Output of SHOW CREATE TABLE cities_extended:

CREATE TABLE `cities_extended` (
  `city` varchar(50) NOT NULL,
  `state_code` char(2) NOT NULL,
  `zip` int(5) unsigned zerofill NOT NULL,
  `latitude` double NOT NULL,
  `longitude` double NOT NULL,
  `county` varchar(50) NOT NULL
) ENGINE=MyISAM DEFAULT CHARSET=latin1

Running the query in question from the command line runs for a while, then returns the following error:

ERROR 1205 (HY000): Lock wait timeout exceeded; try restarting transaction

^ this might be due to the process still running. I killed the process and it's actually going through now. Just waiting to see if I get the same 2013 error.

Best Answer

First, you have conditions duplicated in the ON and the WHERE clause. That is not needed, the condition are only needed once, preferably in the ON clause as they are used for the join of the two tables. But that is not what's causing the slow execution (and the lost connections).

The reasons for being slow are three:

  • you are joining a 63K with a 363K table without any index to help. That is the major issue.

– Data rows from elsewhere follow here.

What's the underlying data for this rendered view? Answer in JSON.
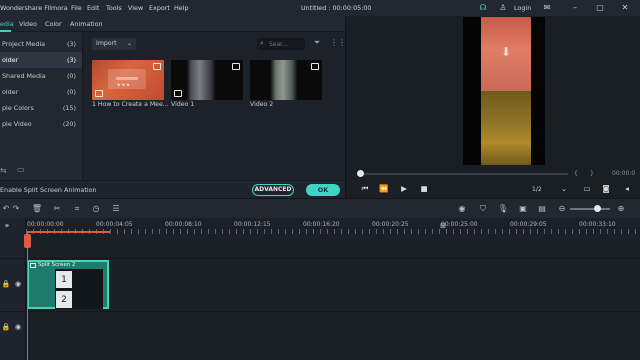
{
  "app": {
    "name": "Wondershare Filmora",
    "menu": [
      "File",
      "Edit",
      "Tools",
      "View",
      "Export",
      "Help"
    ],
    "project_title": "Untitled : 00:00:05:00",
    "login_label": "Login"
  },
  "tabs": [
    {
      "label": "edia",
      "active": true
    },
    {
      "label": "Video"
    },
    {
      "label": "Color"
    },
    {
      "label": "Animation"
    }
  ],
  "sidebar": {
    "items": [
      {
        "label": "Project Media",
        "count": "(3)"
      },
      {
        "label": "older",
        "count": "(3)",
        "active": true
      },
      {
        "label": "Shared Media",
        "count": "(0)"
      },
      {
        "label": "older",
        "count": "(0)"
      },
      {
        "label": "ple Colors",
        "count": "(15)"
      },
      {
        "label": "ple Video",
        "count": "(20)"
      }
    ]
  },
  "media": {
    "import_label": "Import",
    "search_placeholder": "Sear...",
    "clips": [
      {
        "label": "1 How to Create a Mee..."
      },
      {
        "label": "Video 1"
      },
      {
        "label": "Video 2"
      }
    ]
  },
  "preview": {
    "time": "00:00:0",
    "ratio": "1/2"
  },
  "split_option": {
    "label": "Enable Split Screen Animation",
    "advanced_label": "ADVANCED",
    "ok_label": "OK"
  },
  "timeline": {
    "ruler": [
      "00:00:00:00",
      "00:00:04:05",
      "00:00:08:10",
      "00:00:12:15",
      "00:00:16:20",
      "00:00:20:25",
      "00:00:25:00",
      "00:00:29:05",
      "00:00:33:10"
    ],
    "clip_title": "Split Screen 2",
    "cells": [
      "1",
      "2"
    ]
  },
  "colors": {
    "accent": "#3fd5c6",
    "playhead": "#e35b3e",
    "clip_fill": "#1f7c6d"
  }
}
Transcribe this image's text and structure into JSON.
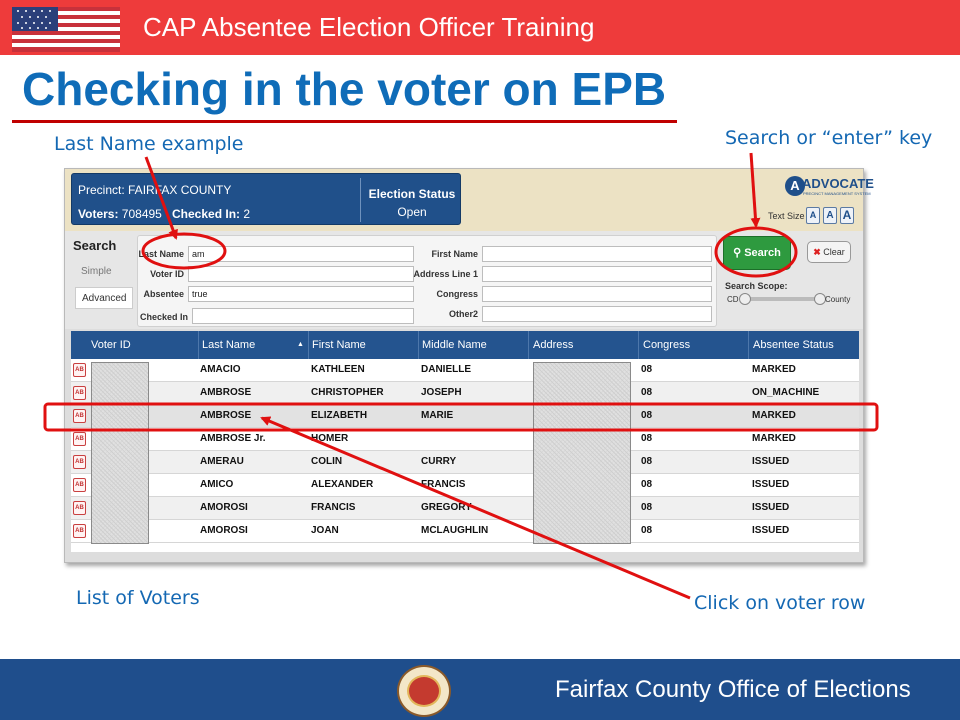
{
  "header": {
    "title": "CAP Absentee Election Officer Training"
  },
  "slide": {
    "title": "Checking in the voter on EPB"
  },
  "callouts": {
    "last_name": "Last Name example",
    "search": "Search or “enter” key",
    "list": "List of Voters",
    "click_row": "Click on voter row"
  },
  "app": {
    "precinct": "Precinct: FAIRFAX COUNTY",
    "voters_label": "Voters:",
    "voters_value": "708495",
    "checked_label": "Checked In:",
    "checked_value": "2",
    "election_status_label": "Election Status",
    "election_status_value": "Open",
    "logo": "ADVOCATE",
    "logo_initial": "A",
    "logo_sub": "PRECINCT MANAGEMENT SYSTEM",
    "text_size_label": "Text Size",
    "text_size_button": "A",
    "search_title": "Search",
    "tab_simple": "Simple",
    "tab_advanced": "Advanced",
    "fields": {
      "last_name_label": "Last Name",
      "last_name_value": "am",
      "voter_id_label": "Voter ID",
      "absentee_label": "Absentee",
      "absentee_value": "true",
      "checked_in_label": "Checked In",
      "first_name_label": "First Name",
      "address1_label": "Address Line 1",
      "congress_label": "Congress",
      "other2_label": "Other2"
    },
    "search_button": "Search",
    "clear_button": "Clear",
    "scope_label": "Search Scope:",
    "scope_cd": "CD",
    "scope_county": "County",
    "columns": [
      "Voter ID",
      "Last Name",
      "First Name",
      "Middle Name",
      "Address",
      "Congress",
      "Absentee Status"
    ],
    "sort_indicator": "▲",
    "ab_badge": "AB",
    "rows": [
      {
        "last": "AMACIO",
        "first": "KATHLEEN",
        "middle": "DANIELLE",
        "congress": "08",
        "status": "MARKED"
      },
      {
        "last": "AMBROSE",
        "first": "CHRISTOPHER",
        "middle": "JOSEPH",
        "congress": "08",
        "status": "ON_MACHINE"
      },
      {
        "last": "AMBROSE",
        "first": "ELIZABETH",
        "middle": "MARIE",
        "congress": "08",
        "status": "MARKED"
      },
      {
        "last": "AMBROSE Jr.",
        "first": "HOMER",
        "middle": "",
        "congress": "08",
        "status": "MARKED"
      },
      {
        "last": "AMERAU",
        "first": "COLIN",
        "middle": "CURRY",
        "congress": "08",
        "status": "ISSUED"
      },
      {
        "last": "AMICO",
        "first": "ALEXANDER",
        "middle": "FRANCIS",
        "congress": "08",
        "status": "ISSUED"
      },
      {
        "last": "AMOROSI",
        "first": "FRANCIS",
        "middle": "GREGORY",
        "congress": "08",
        "status": "ISSUED"
      },
      {
        "last": "AMOROSI",
        "first": "JOAN",
        "middle": "MCLAUGHLIN",
        "congress": "08",
        "status": "ISSUED"
      }
    ]
  },
  "footer": {
    "org": "Fairfax County Office of Elections"
  },
  "colors": {
    "header_red": "#ee3b3b",
    "title_blue": "#0f6cb8",
    "annotation_red": "#e01010",
    "footer_blue": "#1f4e8c",
    "grid_blue": "#24548f"
  }
}
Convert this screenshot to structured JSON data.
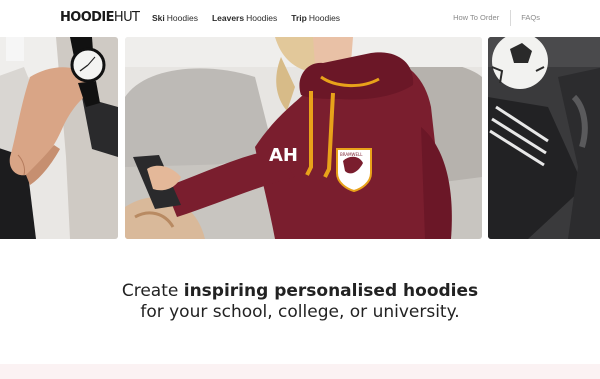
{
  "brand": {
    "logo_bold": "HOODIE",
    "logo_light": "HUT"
  },
  "nav": {
    "items": [
      {
        "bold": "Ski",
        "label": "Hoodies"
      },
      {
        "bold": "Leavers",
        "label": "Hoodies"
      },
      {
        "bold": "Trip",
        "label": "Hoodies"
      }
    ],
    "how_to_order": "How To Order",
    "faqs": "FAQs"
  },
  "hero": {
    "hoodie_initials": "AH",
    "crest_text": "BRAMWELL"
  },
  "headline": {
    "prefix": "Create",
    "emphasis": "inspiring personalised hoodies",
    "line2": "for your school, college, or university."
  },
  "colors": {
    "hoodie": "#7a1e2e",
    "drawstring": "#e8a21a",
    "sofa": "#c9c6c2",
    "band": "#fbf2f3"
  },
  "icons": {
    "left_slide": "watch-photo",
    "right_slide": "football-photo"
  }
}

  • the columns used in the join do not have same type, length, character set and collation. This is another major issue, worse than the first. Even if you add indexes, but keep the same types, the indexes will not be of much help. More seriously, it's a question if you can / are allowed to change the types or the applications depend on the existing types.

  • you are updating potentially the whole table. This is rather minor as the table is small, only 63K rows. We'll see if that is still a problem, after we fix the major issues.

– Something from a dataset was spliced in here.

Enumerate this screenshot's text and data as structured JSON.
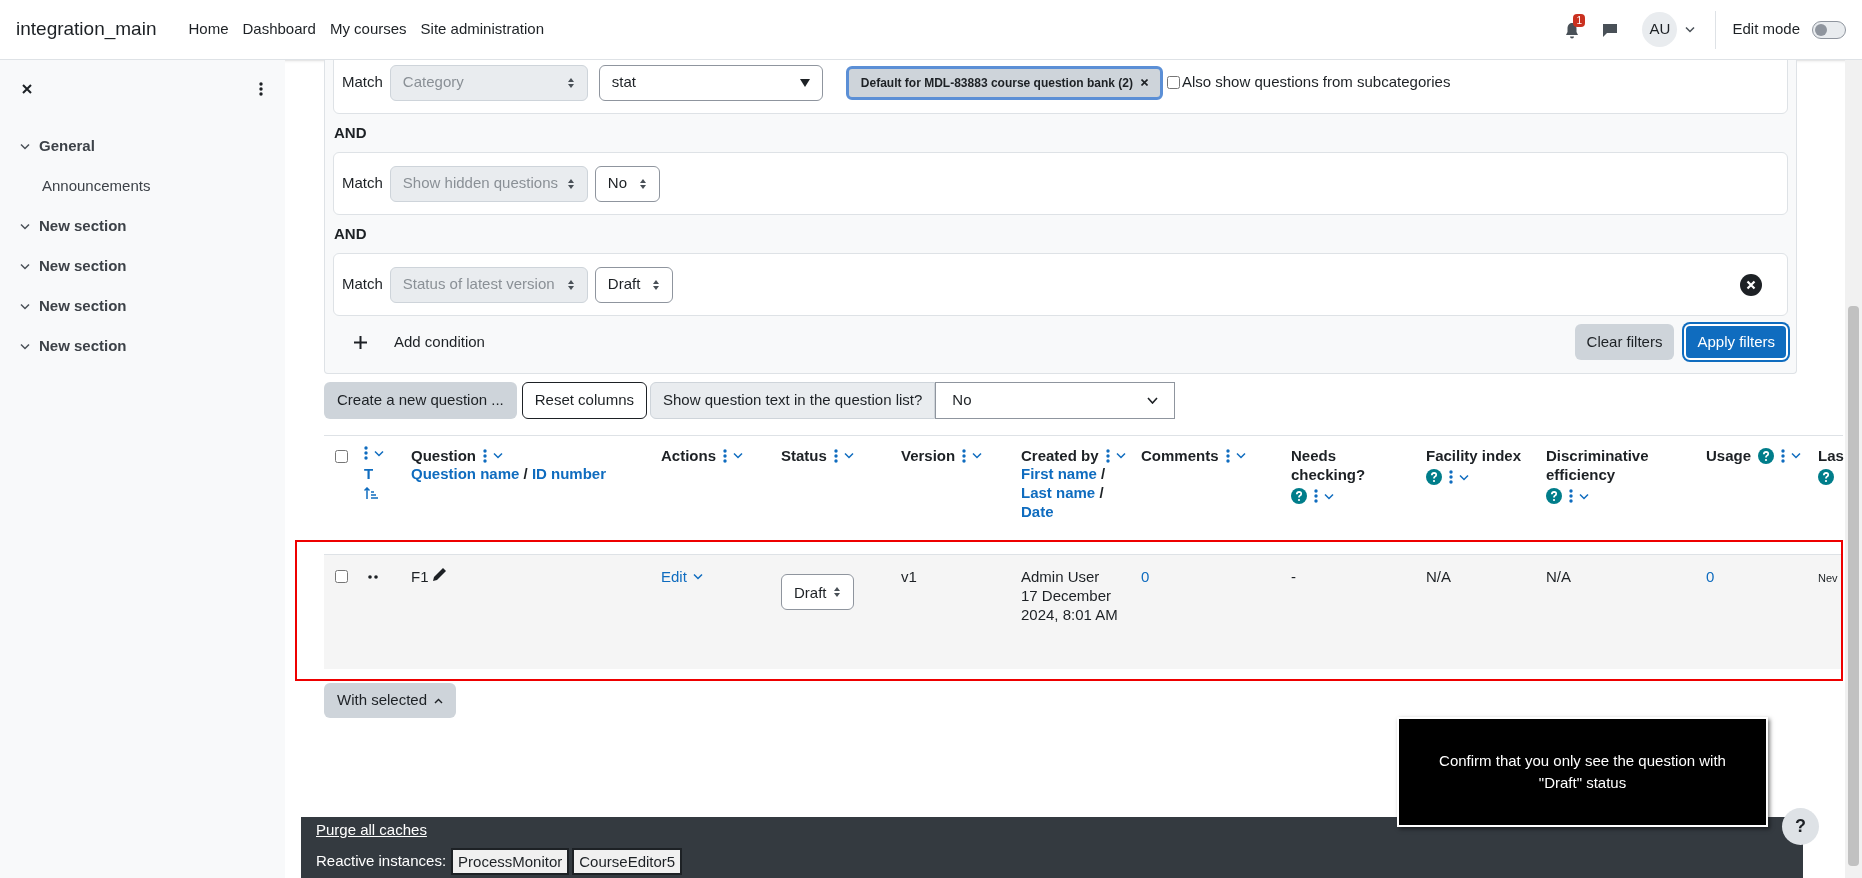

The first thing that needs addressing is the types (+ lengths + charsets + collations) of the two columns. Assuming that you are allowed to change the types of the table order, you should change the types (both varchar(255) COLLATE utf8_unicode_ci DEFAULT NULL) to match the types of the geo table (one varchar(50), the other char(2), both CHARSET=latin1, unknown/default collation.)

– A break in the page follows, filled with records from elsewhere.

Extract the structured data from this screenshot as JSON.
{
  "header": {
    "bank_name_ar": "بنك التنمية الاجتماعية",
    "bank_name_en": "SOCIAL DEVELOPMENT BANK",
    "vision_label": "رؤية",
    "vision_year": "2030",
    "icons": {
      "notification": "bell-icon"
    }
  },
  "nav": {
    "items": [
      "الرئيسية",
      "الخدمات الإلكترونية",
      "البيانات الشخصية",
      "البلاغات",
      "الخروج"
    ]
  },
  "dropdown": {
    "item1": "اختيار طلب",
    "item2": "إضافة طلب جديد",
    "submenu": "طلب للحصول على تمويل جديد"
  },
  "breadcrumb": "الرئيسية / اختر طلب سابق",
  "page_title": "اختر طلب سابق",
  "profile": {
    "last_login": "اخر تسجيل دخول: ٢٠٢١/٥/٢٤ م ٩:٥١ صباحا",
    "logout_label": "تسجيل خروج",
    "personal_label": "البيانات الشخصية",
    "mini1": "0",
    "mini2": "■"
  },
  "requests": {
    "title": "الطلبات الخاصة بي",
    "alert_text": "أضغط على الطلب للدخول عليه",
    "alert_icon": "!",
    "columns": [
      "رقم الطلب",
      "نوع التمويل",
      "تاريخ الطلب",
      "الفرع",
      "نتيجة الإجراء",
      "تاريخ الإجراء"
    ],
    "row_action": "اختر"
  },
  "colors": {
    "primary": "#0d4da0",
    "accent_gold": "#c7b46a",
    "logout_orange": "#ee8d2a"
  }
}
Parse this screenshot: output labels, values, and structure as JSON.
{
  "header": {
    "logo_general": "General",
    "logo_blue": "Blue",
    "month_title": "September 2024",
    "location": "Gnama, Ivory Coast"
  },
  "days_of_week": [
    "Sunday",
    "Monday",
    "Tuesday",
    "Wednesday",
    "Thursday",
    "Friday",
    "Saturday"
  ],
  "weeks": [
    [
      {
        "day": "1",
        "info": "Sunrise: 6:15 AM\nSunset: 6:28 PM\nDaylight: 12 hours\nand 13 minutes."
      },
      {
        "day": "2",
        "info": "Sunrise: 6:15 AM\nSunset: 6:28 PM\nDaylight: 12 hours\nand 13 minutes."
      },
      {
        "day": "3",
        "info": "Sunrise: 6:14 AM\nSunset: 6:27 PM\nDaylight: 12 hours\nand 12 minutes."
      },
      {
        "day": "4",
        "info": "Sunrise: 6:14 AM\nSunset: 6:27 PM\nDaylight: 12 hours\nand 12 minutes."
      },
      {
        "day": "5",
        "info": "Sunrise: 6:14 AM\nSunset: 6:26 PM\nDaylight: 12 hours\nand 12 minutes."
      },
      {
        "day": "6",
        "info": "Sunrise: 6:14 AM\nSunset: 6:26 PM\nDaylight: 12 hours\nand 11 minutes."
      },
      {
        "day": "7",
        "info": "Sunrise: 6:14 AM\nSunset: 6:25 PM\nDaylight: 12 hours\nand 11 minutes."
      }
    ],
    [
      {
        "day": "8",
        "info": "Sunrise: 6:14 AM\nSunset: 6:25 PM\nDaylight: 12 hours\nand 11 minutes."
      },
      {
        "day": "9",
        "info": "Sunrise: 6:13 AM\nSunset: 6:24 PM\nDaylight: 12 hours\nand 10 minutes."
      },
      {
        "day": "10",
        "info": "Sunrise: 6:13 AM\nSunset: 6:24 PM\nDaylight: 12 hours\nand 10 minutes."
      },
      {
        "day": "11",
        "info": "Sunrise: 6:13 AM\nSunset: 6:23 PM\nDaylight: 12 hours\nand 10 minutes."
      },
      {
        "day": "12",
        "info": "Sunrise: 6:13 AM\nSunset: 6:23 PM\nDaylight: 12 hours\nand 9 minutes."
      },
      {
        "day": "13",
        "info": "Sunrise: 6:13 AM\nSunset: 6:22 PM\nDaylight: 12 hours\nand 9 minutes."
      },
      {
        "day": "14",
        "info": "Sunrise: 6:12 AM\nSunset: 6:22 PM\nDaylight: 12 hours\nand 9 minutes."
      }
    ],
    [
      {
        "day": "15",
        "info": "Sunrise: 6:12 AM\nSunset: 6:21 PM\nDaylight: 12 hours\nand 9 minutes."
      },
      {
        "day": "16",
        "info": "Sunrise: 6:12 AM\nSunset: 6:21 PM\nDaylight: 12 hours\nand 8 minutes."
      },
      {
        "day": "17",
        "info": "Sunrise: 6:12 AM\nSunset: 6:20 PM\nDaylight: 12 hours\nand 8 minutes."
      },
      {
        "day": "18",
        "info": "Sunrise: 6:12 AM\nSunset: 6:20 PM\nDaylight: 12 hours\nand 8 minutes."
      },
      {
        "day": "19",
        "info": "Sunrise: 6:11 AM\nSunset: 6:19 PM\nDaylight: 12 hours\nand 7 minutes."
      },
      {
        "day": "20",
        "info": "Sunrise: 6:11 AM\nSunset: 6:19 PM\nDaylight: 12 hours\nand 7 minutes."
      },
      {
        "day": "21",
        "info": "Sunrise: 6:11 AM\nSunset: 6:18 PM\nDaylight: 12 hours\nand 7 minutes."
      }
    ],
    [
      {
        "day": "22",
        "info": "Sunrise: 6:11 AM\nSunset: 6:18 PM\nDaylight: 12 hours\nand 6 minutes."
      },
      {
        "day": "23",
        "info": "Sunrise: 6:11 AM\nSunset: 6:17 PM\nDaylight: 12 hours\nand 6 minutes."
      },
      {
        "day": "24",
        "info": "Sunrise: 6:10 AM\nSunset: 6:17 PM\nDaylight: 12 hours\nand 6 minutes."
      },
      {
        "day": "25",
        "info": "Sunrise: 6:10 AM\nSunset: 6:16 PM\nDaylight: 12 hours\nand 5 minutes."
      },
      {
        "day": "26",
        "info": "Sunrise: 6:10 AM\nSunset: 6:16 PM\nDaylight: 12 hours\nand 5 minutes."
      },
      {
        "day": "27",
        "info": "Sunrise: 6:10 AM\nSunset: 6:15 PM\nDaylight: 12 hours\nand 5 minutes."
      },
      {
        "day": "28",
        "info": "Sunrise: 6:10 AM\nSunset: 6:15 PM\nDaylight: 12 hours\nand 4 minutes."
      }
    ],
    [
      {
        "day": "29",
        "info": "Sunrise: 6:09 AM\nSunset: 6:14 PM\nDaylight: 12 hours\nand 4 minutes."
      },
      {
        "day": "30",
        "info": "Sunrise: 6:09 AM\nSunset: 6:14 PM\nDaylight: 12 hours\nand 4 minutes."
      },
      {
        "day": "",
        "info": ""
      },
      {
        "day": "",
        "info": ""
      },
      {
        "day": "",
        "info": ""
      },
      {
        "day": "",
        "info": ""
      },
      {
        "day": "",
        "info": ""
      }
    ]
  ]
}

This will be tricky and perhaps error prone, so I suggest you first take a backup of the whole database, or just the table orders, before you attempt to change anything.

If I were you, I'd then first (before changing anything), check the data in these two columns and whether their maximum length is less than 50 and 2 respectively, to be sure that the truncation of the length will not change any valuable data.

I'd also check the collation of the cities_extended.city and cities_extended.state_code columns, it's probably the default latin1_swedish_ci.

(Of course these two steps above can be skipped - but only if you don't really care about the orders table and you can recreate it from scratch if needed.)

After everything is double checked, we can proceed with the actual changing of the types:

ALTER TABLE ProcurementPortal.orders
    MODIFY COLUMN oCity 
        varchar(50) 
        CHARSET 'latin1'
        -- COLLATE 'latin1_swedish_ci'
        DEFAULT NULL,
    MODIFY COLUMN oState 
        char(2) 
        CHARSET 'latin1' 
        -- COLLATE 'latin1_swedish_ci'
        DEFAULT NULL ;

(the COLLATE 'latin1_swedish_ci' are probably not needed, the defaults will be used, so they are commented out.)

If that goes well and there are no errors, we can proceed with the final step, which is to add the indexes:

Add two indexes, one on each table:

ALTER TABLE ProcurementPortal.orders
   ADD INDEX state_city_ix
       (oState, oCity) ;

ALTER TABLE ProcurementPortal.cities_extended
   ADD INDEX state_city_ix
       (state_code, city) ;

After that (it will take a while but you only need to do this once), you can proceed with the update statement.

If it's still taking too long, I'd consider making the update in batches (of say 1K-5K rows per time). But with so small tables, I don't think you need that.